Just Thieves

Written by Gregory Galloway

Review written by LJ Hurst

Initially, L. J. Hurst worked in the backrooms of the media industry. He now divides his time between work for an international scientific publisher and a rather more British independent bookseller. In years past he was a regular attendee at the Shots on the Page Festivals from whence Shots Mag sprung

Just Thieves
Melville House Publishing
RRP: £16.99
Released: November 4 2021

The comparison may be thirty-five years old but if you liked David Lynch’s Blue Velvet, then Gregory Galloway’s Just Thieves may be for you. Something of the dream sequences of approaching buildings in the Lynch film seem recalled in the middle sequence of Just Thieves as narrator Rick tries to identify the house in a suburban street where his late partner was last seen. There is a lot more to the book, however, than suburban streets, though Rick and Frank have spent a lot of time sitting in parked cars casing prospective robbery sites.

Rick and Frank are addicts – recovering addicts – who seem to be escaping drugs – just – but not their addiction to theft.
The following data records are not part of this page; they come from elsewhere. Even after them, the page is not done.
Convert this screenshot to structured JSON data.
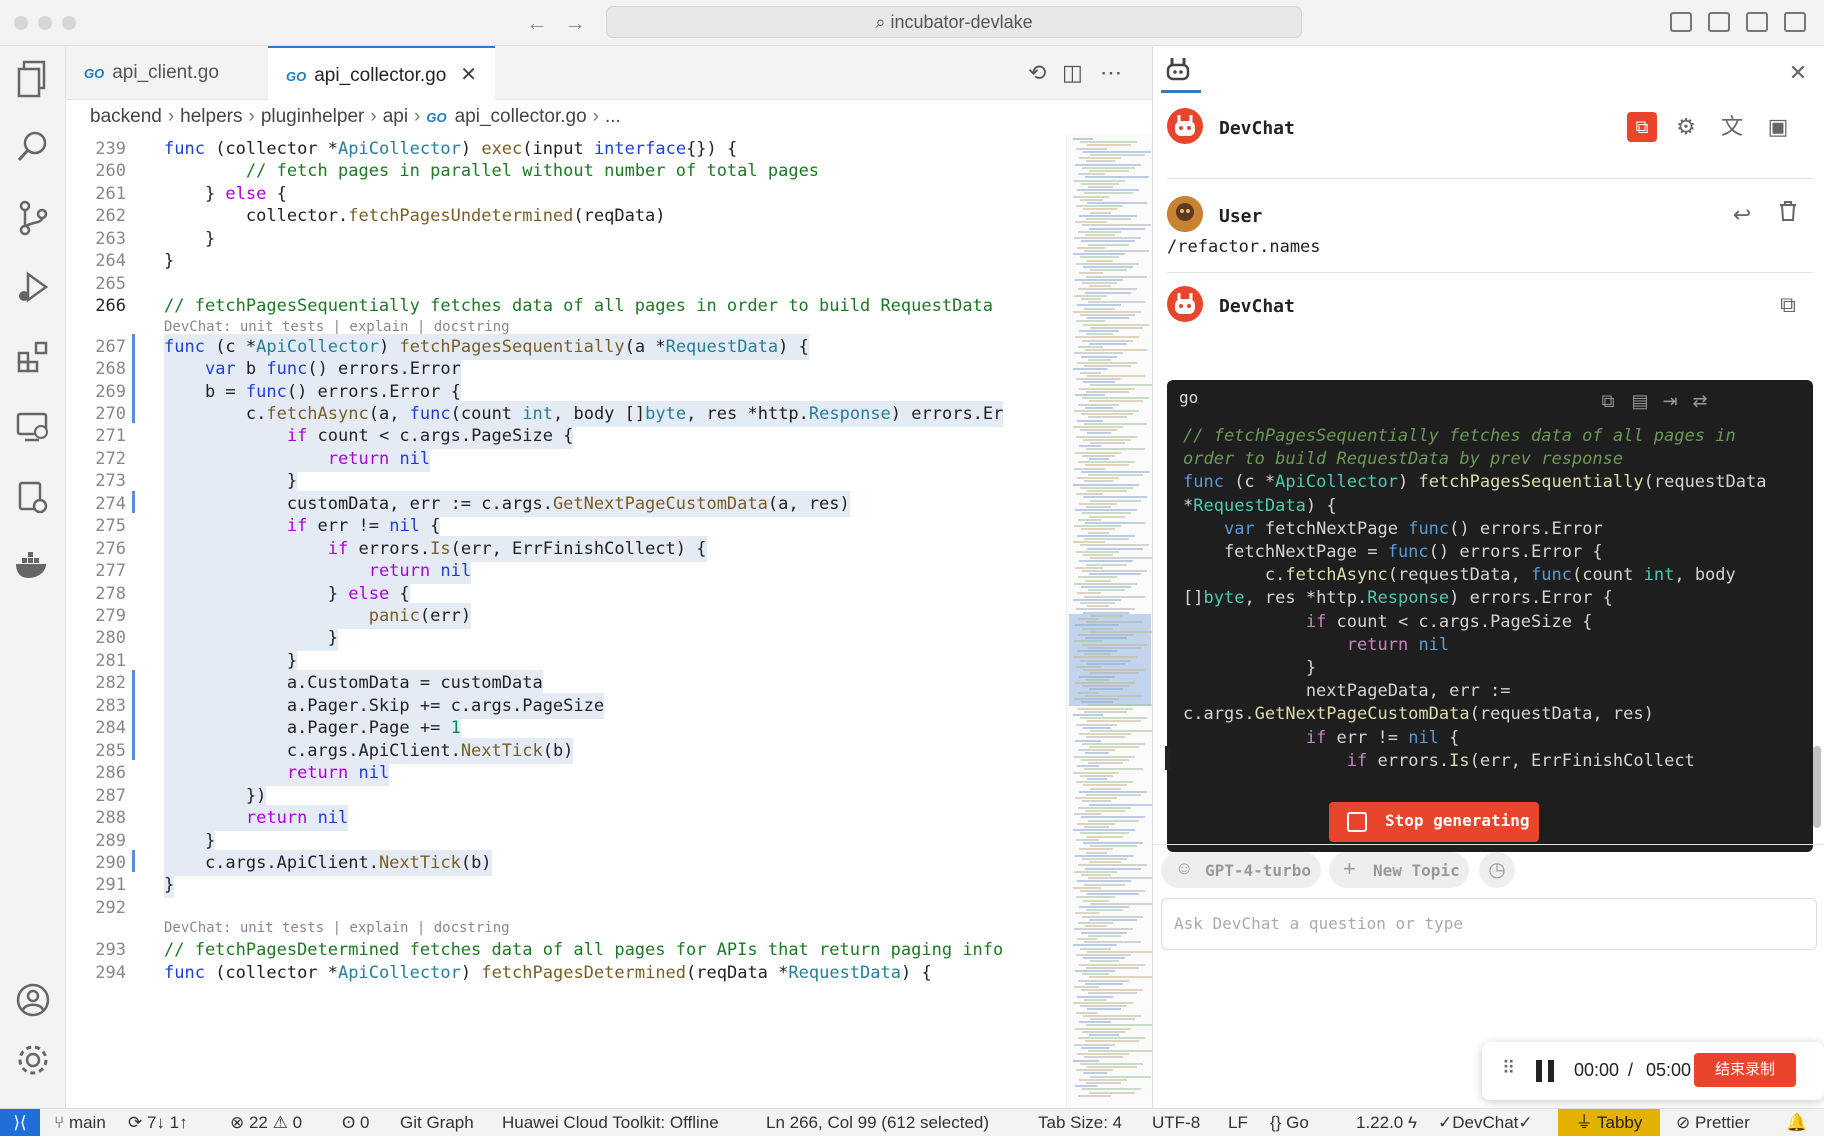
{
  "window": {
    "search_text": "incubator-devlake"
  },
  "tabs": [
    {
      "label": "api_client.go",
      "badge": "GO"
    },
    {
      "label": "api_collector.go",
      "badge": "GO",
      "active": true
    }
  ],
  "breadcrumb": [
    "backend",
    "helpers",
    "pluginhelper",
    "api",
    "api_collector.go",
    "..."
  ],
  "code": {
    "current_line": "266",
    "lens_text": "DevChat: unit tests | explain | docstring",
    "lines": [
      {
        "n": "239",
        "t": "func (collector *ApiCollector) exec(input interface{}) {"
      },
      {
        "n": "260",
        "t": "        // fetch pages in parallel without number of total pages"
      },
      {
        "n": "261",
        "t": "    } else {"
      },
      {
        "n": "262",
        "t": "        collector.fetchPagesUndetermined(reqData)"
      },
      {
        "n": "263",
        "t": "    }"
      },
      {
        "n": "264",
        "t": "}"
      },
      {
        "n": "265",
        "t": ""
      },
      {
        "n": "266",
        "t": "// fetchPagesSequentially fetches data of all pages in order to build RequestData"
      },
      {
        "n": "267",
        "t": "func (c *ApiCollector) fetchPagesSequentially(a *RequestData) {"
      },
      {
        "n": "268",
        "t": "    var b func() errors.Error"
      },
      {
        "n": "269",
        "t": "    b = func() errors.Error {"
      },
      {
        "n": "270",
        "t": "        c.fetchAsync(a, func(count int, body []byte, res *http.Response) errors.Er"
      },
      {
        "n": "271",
        "t": "            if count < c.args.PageSize {"
      },
      {
        "n": "272",
        "t": "                return nil"
      },
      {
        "n": "273",
        "t": "            }"
      },
      {
        "n": "274",
        "t": "            customData, err := c.args.GetNextPageCustomData(a, res)"
      },
      {
        "n": "275",
        "t": "            if err != nil {"
      },
      {
        "n": "276",
        "t": "                if errors.Is(err, ErrFinishCollect) {"
      },
      {
        "n": "277",
        "t": "                    return nil"
      },
      {
        "n": "278",
        "t": "                } else {"
      },
      {
        "n": "279",
        "t": "                    panic(err)"
      },
      {
        "n": "280",
        "t": "                }"
      },
      {
        "n": "281",
        "t": "            }"
      },
      {
        "n": "282",
        "t": "            a.CustomData = customData"
      },
      {
        "n": "283",
        "t": "            a.Pager.Skip += c.args.PageSize"
      },
      {
        "n": "284",
        "t": "            a.Pager.Page += 1"
      },
      {
        "n": "285",
        "t": "            c.args.ApiClient.NextTick(b)"
      },
      {
        "n": "286",
        "t": "            return nil"
      },
      {
        "n": "287",
        "t": "        })"
      },
      {
        "n": "288",
        "t": "        return nil"
      },
      {
        "n": "289",
        "t": "    }"
      },
      {
        "n": "290",
        "t": "    c.args.ApiClient.NextTick(b)"
      },
      {
        "n": "291",
        "t": "}"
      },
      {
        "n": "292",
        "t": ""
      },
      {
        "n": "293",
        "t": "// fetchPagesDetermined fetches data of all pages for APIs that return paging info"
      },
      {
        "n": "294",
        "t": "func (collector *ApiCollector) fetchPagesDetermined(reqData *RequestData) {"
      }
    ]
  },
  "chat": {
    "app_name": "DevChat",
    "user_label": "User",
    "user_message": "/refactor.names",
    "bot_label": "DevChat",
    "code_lang": "go",
    "code_lines": [
      "// fetchPagesSequentially fetches data of all pages in",
      "order to build RequestData by prev response",
      "func (c *ApiCollector) fetchPagesSequentially(requestData",
      "*RequestData) {",
      "    var fetchNextPage func() errors.Error",
      "    fetchNextPage = func() errors.Error {",
      "        c.fetchAsync(requestData, func(count int, body",
      "[]byte, res *http.Response) errors.Error {",
      "            if count < c.args.PageSize {",
      "                return nil",
      "            }",
      "            nextPageData, err :=",
      "c.args.GetNextPageCustomData(requestData, res)",
      "            if err != nil {",
      "                if errors.Is(err, ErrFinishCollect"
    ],
    "stop_label": "Stop generating",
    "model_label": "GPT-4-turbo",
    "new_topic_label": "New Topic",
    "input_placeholder": "Ask DevChat a question or type",
    "accent": "#e8452c"
  },
  "recording": {
    "time": "00:00",
    "sep": "/",
    "total": "05:00",
    "end_label": "结束录制"
  },
  "status": {
    "branch": "main",
    "sync": "7↓ 1↑",
    "errors": "22",
    "warnings": "0",
    "ports": "0",
    "git_graph": "Git Graph",
    "huawei": "Huawei Cloud Toolkit: Offline",
    "position": "Ln 266, Col 99 (612 selected)",
    "tab_size": "Tab Size: 4",
    "encoding": "UTF-8",
    "eol": "LF",
    "language": "Go",
    "go_version": "1.22.0",
    "devchat": "DevChat",
    "tabby": "Tabby",
    "prettier": "Prettier",
    "accent": "#1f6fd6"
  }
}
They were petty thieves in their youth, even stealing from their friends and acquaintances, but refusing to accept their responsibilities. Rick was introduced to his father’s friend, Froehmer, a strange and dominant character who began to use Rick as a burglar to order. Somewhere along the way, when the drug addiction got Rick into rehab, he met Frank, even more of a sociopath but also an even greater burglar and prestidigitator. Frank has two powers that Rick does not have – patience and surveillance: when Rick would tire of casing a joint, Frank would hold him back, aware that someone else was in the house or returning early.

Rick, though, has something Frank does not: a child and the child’s mother to support. Unfortunately, Rick’s ability to pay such support is dependent on his criminal skills. That leaves Rick open to pressure on a couple of fronts. That Rick has lost the benefit of Frank’s uncanny abilities when Frank is killed, probably murdered, is a handicap. That Rick and Frank’s sister Casey want to solve the murder case when Froehmer wants Rick’s time better spent (if burglary and theft can ever be a better use of time) is going to put Rick under more pressure. Read above, if you want to know what is going to put the pressure on. I’ll stop there.

I’d given Just Thieves a couple of readings before the Blue Velvet comparison came to mind. What was troubling to the reading, though, was a vague idea that I had read this before. In fact, I’ve not but it was when I finished the book that I read the last two pages, “Accomplices and Easy Marks”. What Gregory Galloway has done is slip phrases – dark phrases – from literature into the book, and he identifies the author, scriptwriter and work from which he has taken his “Accomplices”. Blue Velvet is not one of them. The effect is like a subaural hum on a soundtrack – disturbing while being unidentifiable: I identified only two, I think, as I read. Not every reader will like this modern noir: it may seem like pastiche (which is not a new complaint, Raymond Chandler wrote it about Ross MacDonald, for instance).

Last year we had Peter Swanson’s Perfect Murders and Alex Pavisi’s Eight Detectives, both of them premised about Golden Age murders repeating, now Gregory Galloway offers modern noir leavened with the older, darker stuff. Rick is driven into the future by the friend who has just shot him while she tells him she will take of his injury: “It was enough. For now.” That is close to an eternal response. In noir it is the only answer.